11. I don’t talk on the phone.
12. I don’t watch TV unless the words “American” and “Idol” appear in the title.
13. I don’t shop unless I need something.
14. I don’t grow my own herbs or veggies.
15. I don’t vacuum under the furniture.
16. I don’t work out at a gym.
17. I don’t exercise longer than about 40 minutes on most days.
18. I don’t take my kids to serve at the homeless shelter.
19. I don’t attend jewelry parties, Pampered Chef parties or home décor parties.
20. I don’t read fashion magazines or look at catalogues.
21. I don’t sew or alter anything by hand.
22. I don’t send hand-written letters.
23. I don’t iron my husband’s clothes.
24. I don’t read the paper or watch the news.
25. I don’t cook on the weekends.
26. I don’t sleep past 5:30 am on weekdays.
27. I don’t have a Twitter account. (Or Pinterest, though I had never heard of it in 2011)
28. I don’t skype.
29. I don’t work toward getting a personal trainer certification.
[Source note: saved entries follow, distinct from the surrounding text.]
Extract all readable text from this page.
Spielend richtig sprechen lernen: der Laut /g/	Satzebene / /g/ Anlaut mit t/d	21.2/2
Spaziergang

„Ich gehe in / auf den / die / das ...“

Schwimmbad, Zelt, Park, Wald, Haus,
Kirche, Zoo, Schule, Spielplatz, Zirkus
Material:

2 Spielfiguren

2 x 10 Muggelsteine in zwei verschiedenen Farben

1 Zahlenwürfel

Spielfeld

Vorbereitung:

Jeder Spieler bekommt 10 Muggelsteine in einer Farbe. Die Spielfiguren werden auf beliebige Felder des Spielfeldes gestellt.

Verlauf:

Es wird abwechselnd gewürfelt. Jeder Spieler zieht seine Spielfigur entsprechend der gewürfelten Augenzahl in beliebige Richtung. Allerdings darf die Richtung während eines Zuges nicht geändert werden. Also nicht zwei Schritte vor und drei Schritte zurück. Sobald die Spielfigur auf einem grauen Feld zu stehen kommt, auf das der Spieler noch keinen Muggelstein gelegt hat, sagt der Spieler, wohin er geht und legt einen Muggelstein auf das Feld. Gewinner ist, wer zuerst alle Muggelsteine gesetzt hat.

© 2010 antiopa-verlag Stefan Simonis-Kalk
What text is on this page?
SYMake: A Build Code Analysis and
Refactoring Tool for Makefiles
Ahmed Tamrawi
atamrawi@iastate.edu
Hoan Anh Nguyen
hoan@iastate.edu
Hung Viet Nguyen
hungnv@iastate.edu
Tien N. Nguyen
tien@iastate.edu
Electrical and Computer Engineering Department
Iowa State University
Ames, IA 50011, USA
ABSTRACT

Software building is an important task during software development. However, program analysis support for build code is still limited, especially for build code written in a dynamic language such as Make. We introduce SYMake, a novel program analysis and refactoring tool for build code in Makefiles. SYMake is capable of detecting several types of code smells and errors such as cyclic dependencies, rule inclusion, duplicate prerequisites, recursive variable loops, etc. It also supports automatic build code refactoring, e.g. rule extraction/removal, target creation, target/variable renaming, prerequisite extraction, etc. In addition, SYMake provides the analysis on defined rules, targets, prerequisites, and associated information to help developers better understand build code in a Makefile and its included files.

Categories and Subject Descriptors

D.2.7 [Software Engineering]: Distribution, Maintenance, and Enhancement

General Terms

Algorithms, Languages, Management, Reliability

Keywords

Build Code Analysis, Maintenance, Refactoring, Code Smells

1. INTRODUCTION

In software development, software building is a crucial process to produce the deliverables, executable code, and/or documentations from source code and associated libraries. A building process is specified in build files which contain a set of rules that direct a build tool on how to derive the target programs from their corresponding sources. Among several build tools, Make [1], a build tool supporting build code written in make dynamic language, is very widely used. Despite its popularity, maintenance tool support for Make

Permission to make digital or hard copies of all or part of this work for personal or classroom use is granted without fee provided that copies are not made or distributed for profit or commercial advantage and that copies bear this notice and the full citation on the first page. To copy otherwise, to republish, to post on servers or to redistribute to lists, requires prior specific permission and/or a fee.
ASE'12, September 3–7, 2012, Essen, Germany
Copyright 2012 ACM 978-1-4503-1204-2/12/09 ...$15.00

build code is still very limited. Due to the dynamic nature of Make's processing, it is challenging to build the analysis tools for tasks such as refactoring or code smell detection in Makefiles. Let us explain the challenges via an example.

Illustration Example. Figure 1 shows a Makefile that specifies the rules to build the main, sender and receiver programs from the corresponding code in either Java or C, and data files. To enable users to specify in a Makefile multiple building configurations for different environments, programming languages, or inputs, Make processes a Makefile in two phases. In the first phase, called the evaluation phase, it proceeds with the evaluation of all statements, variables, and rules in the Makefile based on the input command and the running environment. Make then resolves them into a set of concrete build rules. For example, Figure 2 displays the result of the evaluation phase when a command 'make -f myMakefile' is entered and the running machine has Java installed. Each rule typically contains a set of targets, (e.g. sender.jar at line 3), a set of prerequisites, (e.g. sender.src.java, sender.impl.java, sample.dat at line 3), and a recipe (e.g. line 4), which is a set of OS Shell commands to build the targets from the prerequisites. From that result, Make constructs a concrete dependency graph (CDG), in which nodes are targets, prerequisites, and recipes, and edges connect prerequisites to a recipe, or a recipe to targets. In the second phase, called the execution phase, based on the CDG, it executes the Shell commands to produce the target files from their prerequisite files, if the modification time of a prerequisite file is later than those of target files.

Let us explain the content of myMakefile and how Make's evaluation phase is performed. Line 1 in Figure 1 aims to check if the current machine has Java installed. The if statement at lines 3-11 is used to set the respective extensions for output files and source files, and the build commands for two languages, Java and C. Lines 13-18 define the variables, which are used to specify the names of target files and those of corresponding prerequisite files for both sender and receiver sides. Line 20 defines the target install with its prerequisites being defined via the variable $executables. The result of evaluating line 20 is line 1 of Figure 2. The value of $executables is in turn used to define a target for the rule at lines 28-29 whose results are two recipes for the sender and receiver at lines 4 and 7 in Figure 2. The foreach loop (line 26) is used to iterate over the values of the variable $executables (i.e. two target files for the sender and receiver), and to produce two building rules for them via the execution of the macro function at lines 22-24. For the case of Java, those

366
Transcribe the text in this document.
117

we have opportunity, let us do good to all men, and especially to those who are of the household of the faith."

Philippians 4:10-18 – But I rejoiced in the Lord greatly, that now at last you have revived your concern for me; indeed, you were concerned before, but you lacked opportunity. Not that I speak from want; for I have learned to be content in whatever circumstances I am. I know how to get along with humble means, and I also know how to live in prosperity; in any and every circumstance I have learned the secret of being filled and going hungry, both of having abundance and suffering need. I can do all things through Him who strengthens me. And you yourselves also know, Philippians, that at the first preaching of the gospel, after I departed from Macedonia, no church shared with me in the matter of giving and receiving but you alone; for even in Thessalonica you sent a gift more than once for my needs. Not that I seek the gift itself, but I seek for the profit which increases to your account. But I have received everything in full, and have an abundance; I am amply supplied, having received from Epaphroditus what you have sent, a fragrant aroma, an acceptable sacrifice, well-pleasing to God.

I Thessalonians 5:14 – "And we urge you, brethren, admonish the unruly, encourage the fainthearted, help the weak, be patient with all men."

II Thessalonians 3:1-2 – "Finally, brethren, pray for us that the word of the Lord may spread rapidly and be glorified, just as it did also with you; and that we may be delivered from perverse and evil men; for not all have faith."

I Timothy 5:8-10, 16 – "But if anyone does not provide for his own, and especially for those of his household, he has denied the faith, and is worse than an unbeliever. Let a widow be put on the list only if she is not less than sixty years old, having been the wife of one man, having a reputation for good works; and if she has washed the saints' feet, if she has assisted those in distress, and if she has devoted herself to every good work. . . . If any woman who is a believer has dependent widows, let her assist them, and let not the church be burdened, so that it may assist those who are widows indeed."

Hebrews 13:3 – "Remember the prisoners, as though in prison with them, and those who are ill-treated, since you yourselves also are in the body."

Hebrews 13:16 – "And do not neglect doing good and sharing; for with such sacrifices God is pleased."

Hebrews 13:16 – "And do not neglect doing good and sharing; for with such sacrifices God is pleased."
30. I don’t attend a Women’s Bible Study.
31. I don’t blog—for the last half of the year, at least.
Once I knew I had 35 uninterrupted hours a week, I mentally tossed the To-Don’t List in the garbage. I set the bar high. Way high. I reasoned I could do everything I formerly did with children home, only now I could it faster, better, smarter. PLUS, I could also do everything I had prayerfully neglected—everything I have been wanting to do, but haven’t been able to, for the last 15 years.
I removed all self-imposed limits.
“The problem with trying to do everything is that you don’t have time for nothing.” ~Unknown
Remember how we talked about imbalance is sometimes just guilt? That’s what was happening to me.
Guilt because I couldn’t do everything I thought I should have been able to do—which was, well, everything.
Guilt because, at the end of my kid-free day, I still had a long list of un-did stuff.
Guilt because I still found myself rushing through the grocery store and failing to return phone calls.
Guilt because people were beginning their sentences to me with, “Now that you don’t have anything to do during the day, maybe you can…”
And I’d mentally reply, “True, I have nothing to do all day now that everyone is in school.”
So, why can’t I keep a spotless house and workout an hour a day and get together weekly with friends and volunteer at the school and attend every field trip and remodel the entire house and keep up on laundry and grocery shop in record time at multiple stores to get the best price and cook from scratch every night and launch a new blog with a Facebook Fan Page, a Twitter account and a Pinterest account and write at least 4 hours a day?
And do all 30 of those things on my To-Don’t List?
And for the love of all that is holy and sacred, why can’t I be wholly done with it all, as well as be showered, blow-dried and make-upped, by 3 pm, so I can be present when those precious kids crawl into my car and need me to cart them all over town and quiz them on spelling words and vocab?
Why can’t I do all that?
Because balance requires boundaries. Especially when seasons end and new ones begin. Even when those new seasons have expanded schedules. No one can do everything—not even with 176,400 kid-free seconds. No one can operate without boundaries around their time and maintain life-balance.
So, I ask you (again), what do you prayerfully neglect for the sake of balance?